I've been writing for about two minutes, so far what I have is (not finished):
#include <Rcpp.h>
#include <vector>
using namespace Rcpp;
// [[Rcpp::export]]
CharacterMatrix reduce_sequences(CharacterMatrix completeDNA)
{
std::vector<bool> informativeSites;
for(int i = 0; i < completeDNA.ncol(); i++)
{
CharacterVector bpsite = completeDNA(,i);
if(all(bpsite == bpsite[1])
{
informativeSites.push_back(i);
}
}
CharacterMatrix cutDNA = completeDNA(,informativeSites);
return cutDNA;
}
Am I going the right way about this? Is there an easier way.
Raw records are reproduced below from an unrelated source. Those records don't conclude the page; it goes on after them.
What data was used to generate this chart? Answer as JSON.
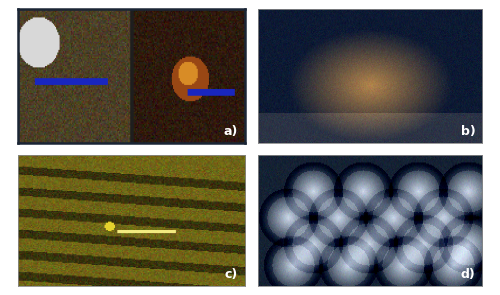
{
  "figure_width": 5.0,
  "figure_height": 2.95,
  "dpi": 100,
  "background_color": "#ffffff",
  "labels": {
    "a": "a)",
    "b": "b)",
    "c": "c)",
    "d": "d)"
  },
  "label_color": "#ffffff",
  "label_fontsize": 9
}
My understanding is I need std::vector because it's easy to grow them (since I don't know in advance how many cols I am going to want to keep). With the indexing will I need to +1 to the informativeSites vector at the end (because R indexes from 1 and C++ from 0)?
Thanks,
Ben W.
Sample data:
set.seed(123)
z <- matrix(sample(c("a", "t", "c", "g", "N", "-"), 3*398508, TRUE), 3, 398508)
OP's solution:
system.time(y1 <- z[,apply(z,2,function(x) any(c(FALSE,x[-length(x)]!=x[-1])))])
# user system elapsed
# 4.929 0.043 4.976
A faster version using base R:
system.time(y2 <- (z[, colSums(z[-1,] != z[-nrow(z), ]) > 0]))
# user system elapsed
# 0.087 0.011 0.098
The results are identical:
identical(y1, y2)
# [1] TRUE
It's very possible c++ will beat it, but is it really necessary?